Un Plan National Santé a été présenté en 2006, puis actualisé en 2008, afin de moderniser la santé et la rendre plus efficace . Cependant, ce plan n’a pas fait l’objet d’une évaluation factuelle et transparente des réalisations et des résultats obtenus à mi parcours. En 2006, 38 programmes de santé publique ont été lancés, dont le coût a été évalué à près de 200 milliards de DA financés à horizon 2009, avec une volonté d’ « évaluation à mi parcours » – non datée de ces programmes ; A 2012, cette évaluation n’a pas encore été réalisée, ou du moins ses résultats n’ont pas été rendus publics. Cette évaluation est un pré-requis essentiel tant pour la poursuite des réformes que pour valider les axes de refonte du système de santé.
Un accès inégal aux soins pour les citoyens, tributaires de leur positionnement géographique et de leurs moyens.

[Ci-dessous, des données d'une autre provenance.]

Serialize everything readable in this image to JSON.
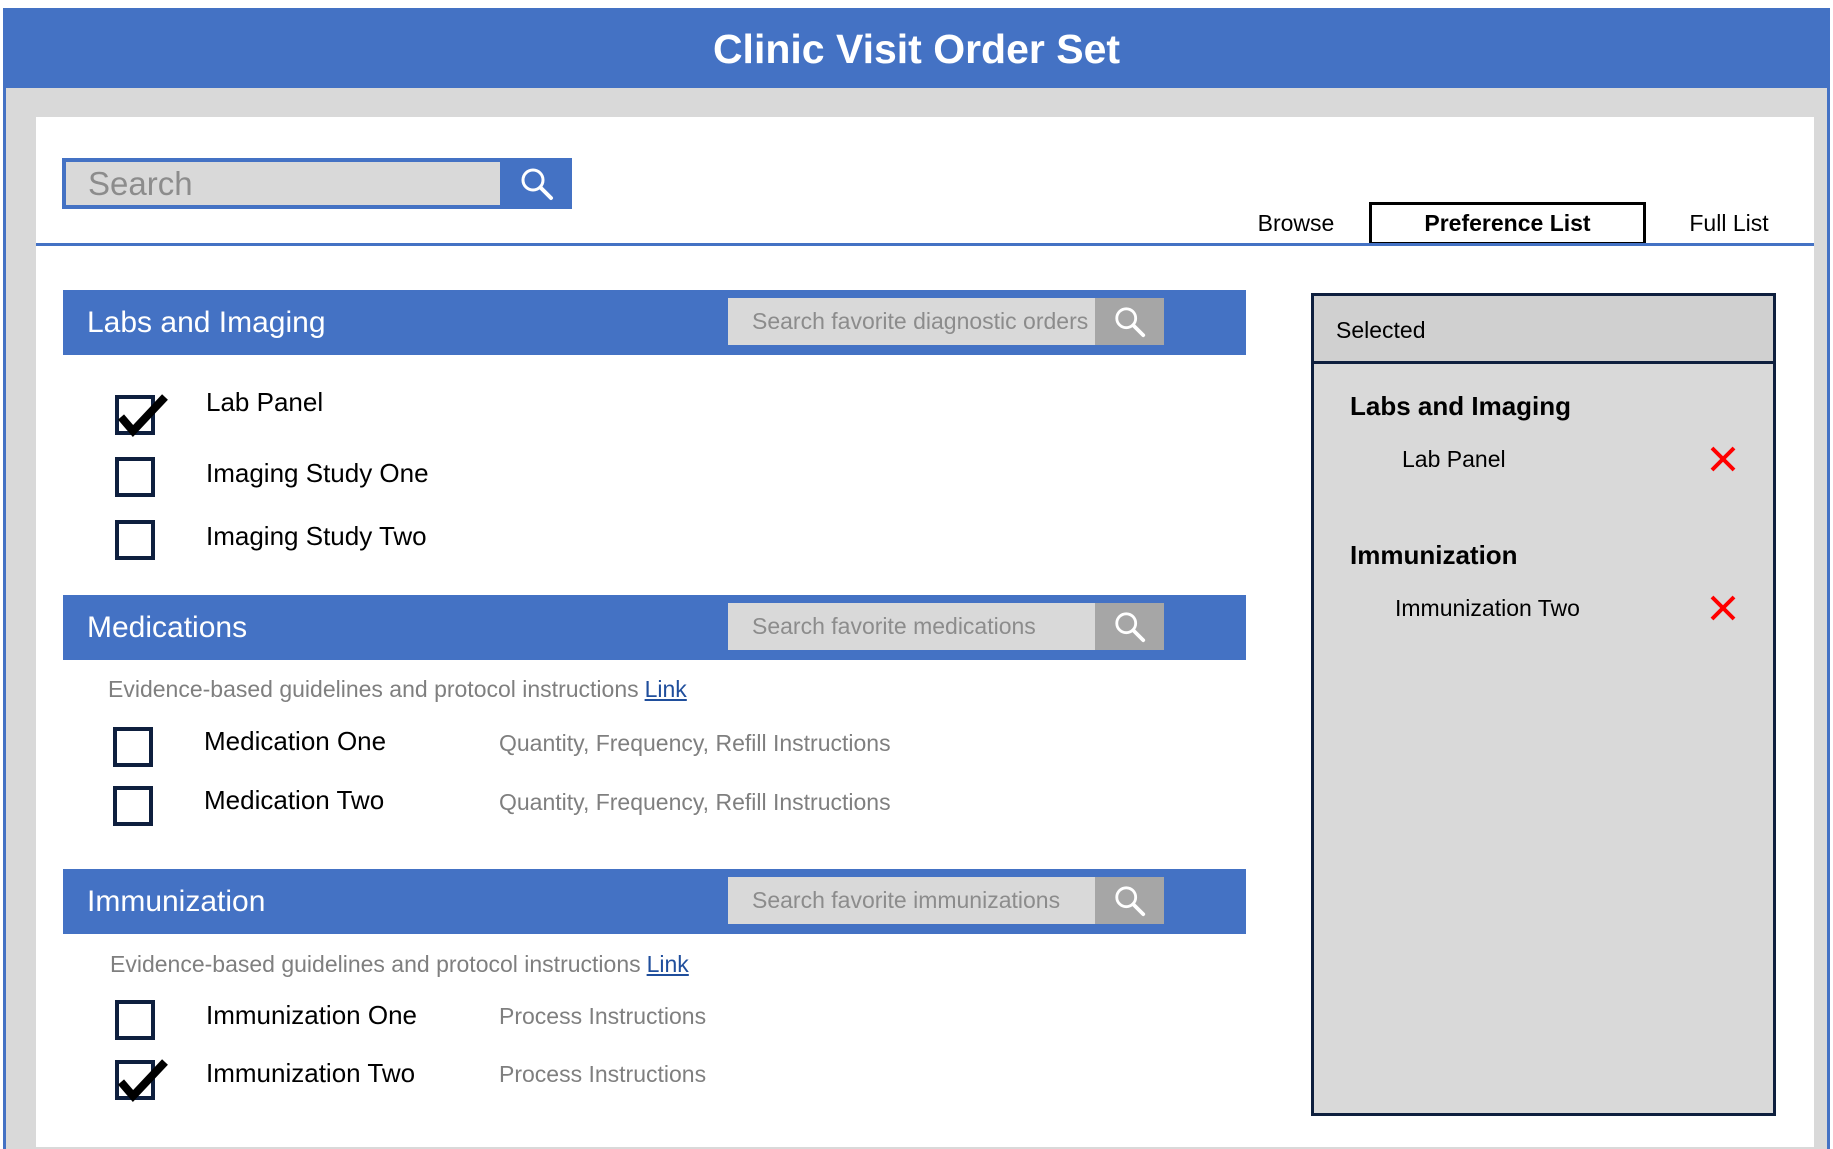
{
  "window": {
    "title": "Clinic Visit Order Set"
  },
  "search": {
    "placeholder": "Search"
  },
  "tabs": {
    "browse": "Browse",
    "preference": "Preference List",
    "full": "Full List"
  },
  "sections": {
    "labs": {
      "title": "Labs and Imaging",
      "search_placeholder": "Search favorite diagnostic orders",
      "items": [
        {
          "label": "Lab Panel",
          "checked": true
        },
        {
          "label": "Imaging Study One",
          "checked": false
        },
        {
          "label": "Imaging Study Two",
          "checked": false
        }
      ]
    },
    "medications": {
      "title": "Medications",
      "search_placeholder": "Search favorite medications",
      "guidelines": "Evidence-based guidelines and protocol instructions",
      "link": "Link",
      "items": [
        {
          "label": "Medication One",
          "note": "Quantity, Frequency, Refill Instructions",
          "checked": false
        },
        {
          "label": "Medication Two",
          "note": "Quantity, Frequency, Refill Instructions",
          "checked": false
        }
      ]
    },
    "immunization": {
      "title": "Immunization",
      "search_placeholder": "Search favorite immunizations",
      "guidelines": "Evidence-based guidelines and protocol instructions",
      "link": "Link",
      "items": [
        {
          "label": "Immunization One",
          "note": "Process Instructions",
          "checked": false
        },
        {
          "label": "Immunization Two",
          "note": "Process Instructions",
          "checked": true
        }
      ]
    }
  },
  "selected": {
    "header": "Selected",
    "groups": [
      {
        "title": "Labs and Imaging",
        "items": [
          "Lab Panel"
        ]
      },
      {
        "title": "Immunization",
        "items": [
          "Immunization Two"
        ]
      }
    ]
  },
  "icons": {
    "search": "search-icon",
    "check": "checkmark-icon",
    "remove": "remove-x-icon"
  },
  "colors": {
    "primary": "#4472c4",
    "panel": "#d9d9d9",
    "remove": "#ff0000",
    "border": "#0e1f3e"
  }
}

Une implantation inégale des infrastructures hospitalières sur le territoire avec (sur)concentration en zone littorale et urbaine, à laquelle s’ajoute un retard relatif par rapport aux pays du benchmark en matière d’infrastructures de base et de ratio lits hospitaliers / habitant : Une couverture médicale disparate (ex : 1,52 médecins pour 1000 hab dans le Centre, contre 0,81 pour 1000 hab dans le Sud Est ; 1 spécialiste pour 733 hab à Alger, contre 1 spécialiste pour 12 827 pour Djelfa) [1] Des populations rurales qui sont encore à une distance géographique élevée des infrastructures hospitalières et se sentent dès lors délaissées. Une part du reste à charge des ménages qui, d'après les experts [2], dépasserait les 40% de la dépense en santé et creuse de fait les inégalités d’accès. On constate également une structure de la Dépense Nationale de Santé (DNS) déséquilibrée avec une part des ménages de près de 30%, celle de l’Etat à 40% et les 30% restants à la charge de la Sécurité Sociale. D'après les experts, une prépondérance des spécialistes au détriment des généralistes, avec un recours quasi systématique au spécialiste en première intention de consultation. Des ruptures récurrentes et de longue durée dans l’approvisionnement en médicaments et en produits de santé.

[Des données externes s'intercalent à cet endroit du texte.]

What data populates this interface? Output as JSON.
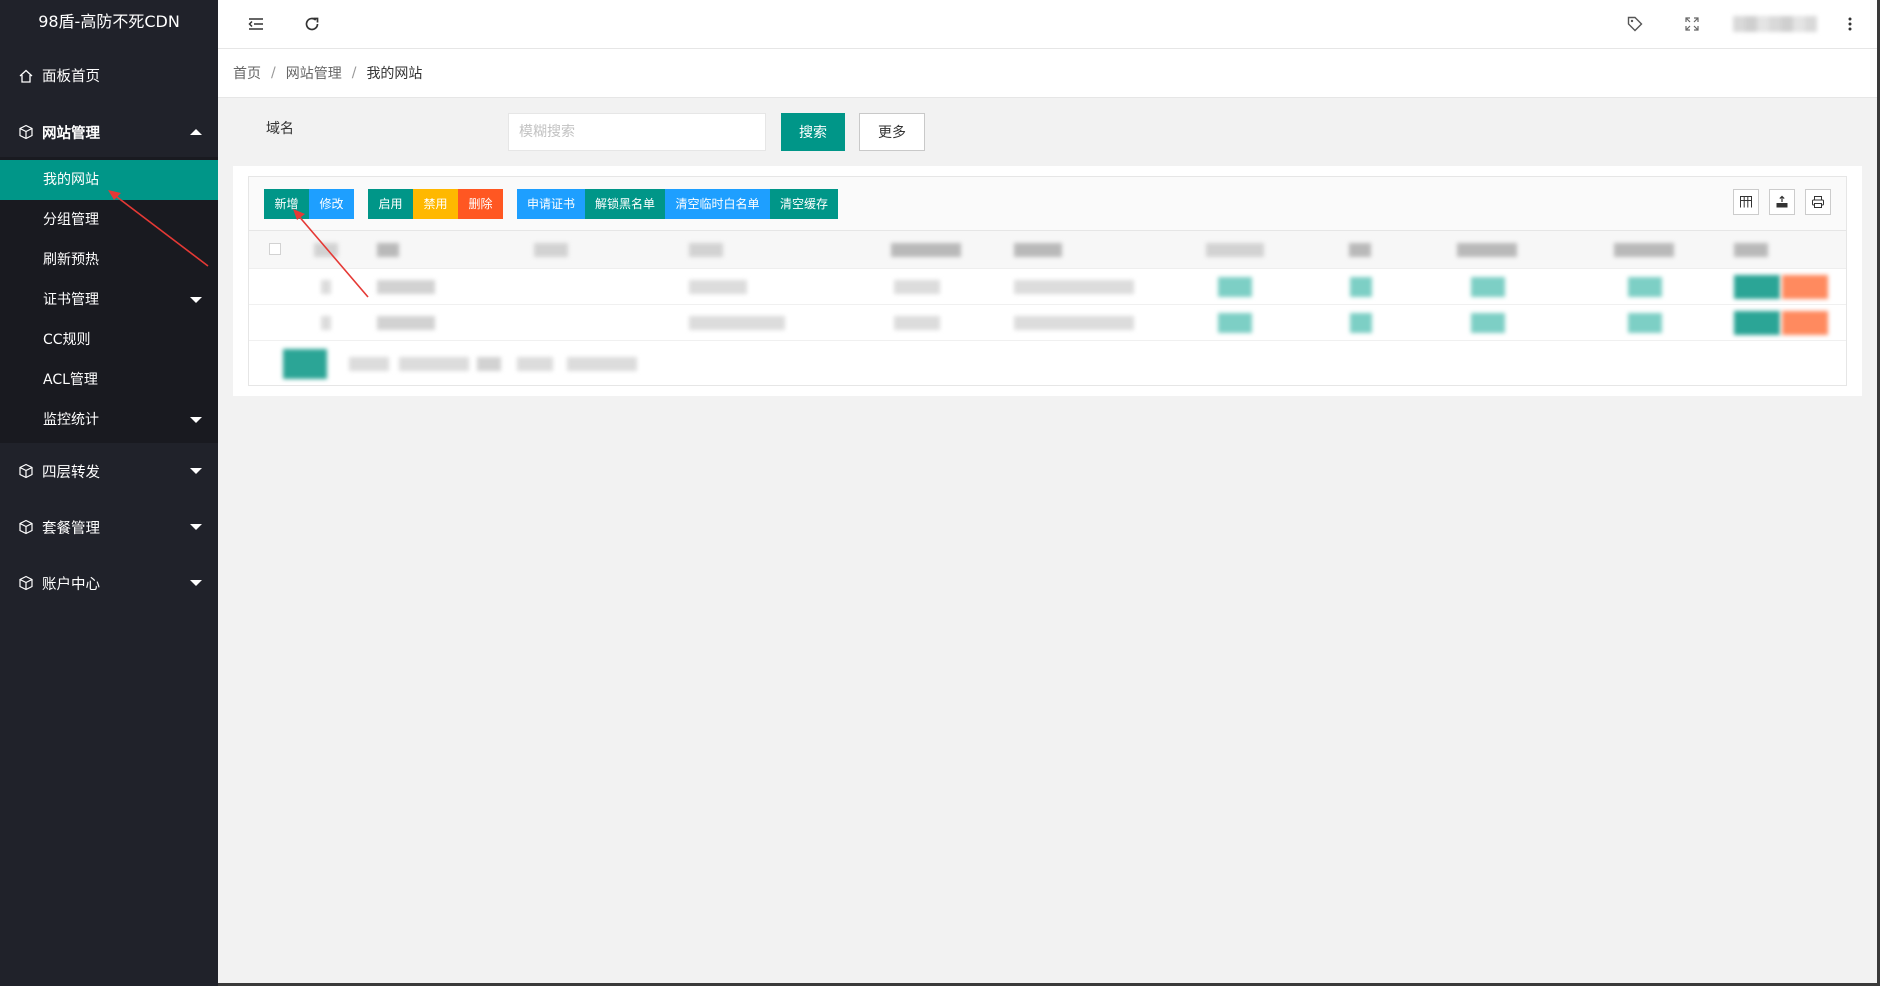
{
  "app": {
    "title": "98盾-高防不死CDN"
  },
  "sidebar": {
    "groups": [
      {
        "label": "面板首页",
        "icon": "home-icon",
        "expanded": false
      },
      {
        "label": "网站管理",
        "icon": "cube-icon",
        "expanded": true
      },
      {
        "label": "四层转发",
        "icon": "cube-icon",
        "expanded": false
      },
      {
        "label": "套餐管理",
        "icon": "cube-icon",
        "expanded": false
      },
      {
        "label": "账户中心",
        "icon": "cube-icon",
        "expanded": false
      }
    ],
    "site_items": [
      {
        "label": "我的网站",
        "active": true
      },
      {
        "label": "分组管理"
      },
      {
        "label": "刷新预热"
      },
      {
        "label": "证书管理",
        "has_children": true
      },
      {
        "label": "CC规则"
      },
      {
        "label": "ACL管理"
      },
      {
        "label": "监控统计",
        "has_children": true
      }
    ]
  },
  "header": {
    "icons": [
      "menu-fold-icon",
      "refresh-icon",
      "tag-icon",
      "fullscreen-icon",
      "more-vertical-icon"
    ]
  },
  "breadcrumb": {
    "items": [
      "首页",
      "网站管理",
      "我的网站"
    ],
    "separator": "/"
  },
  "search": {
    "label": "域名",
    "placeholder": "模糊搜索",
    "search_button": "搜索",
    "more_button": "更多"
  },
  "toolbar": {
    "buttons": [
      {
        "label": "新增",
        "color": "#009688"
      },
      {
        "label": "修改",
        "color": "#1e9fff"
      },
      {
        "label": "启用",
        "color": "#009688"
      },
      {
        "label": "禁用",
        "color": "#ffb800"
      },
      {
        "label": "删除",
        "color": "#ff5722"
      },
      {
        "label": "申请证书",
        "color": "#1e9fff"
      },
      {
        "label": "解锁黑名单",
        "color": "#009688"
      },
      {
        "label": "清空临时白名单",
        "color": "#1e9fff"
      },
      {
        "label": "清空缓存",
        "color": "#009688"
      }
    ],
    "tools": [
      "columns-icon",
      "export-icon",
      "print-icon"
    ]
  },
  "colors": {
    "accent": "#009688",
    "blue": "#1e9fff",
    "warn": "#ffb800",
    "danger": "#ff5722",
    "sidebar": "#20222a"
  }
}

Une efficacité du système de santé qui demeure faible au vu de l’état sanitaire des Algériens par rapport à des pays à revenu comparable, malgré les moyens relativement importants qui ont été mobilisés notamment depuis une décennie. Une volonté de poursuivre le développement des équipements lourds et la création de nouvelles structures hospitalières, ce qui privilégie une logique de volume au détriment d’une réflexion prospective et qualitative sur les besoins de prise en charge à moyen terme / long terme. Un écart fort entre les statistiques, qui produisent des indicateurs globaux satisfaisants et la réelle qualité de l’accès aux soins La qualité de services (infrastructures, équipements opérationnels, hôtellerie à niveau) et de prise en charge médicale et soignante est jugée très perfectible par les usagers (les malades, leurs familles et leurs accompagnants). En matière de qualité des soins, le fossé se creuse par ailleurs entre un secteur public voué à assister massivement les populations et un secteur privé plus ciblé et plus marchand ;
Une part du PIB actuellement consacrée à la santé qui reste relativement faible en Algérie (près de 6% en 2010), comparée aux pays du benchmark et aux standards internationaux (entre 7 et 10%) malgré les progrès récents accomplis. Un système de santé où la complémentarité entre les secteurs public et privé n’est pas organisée.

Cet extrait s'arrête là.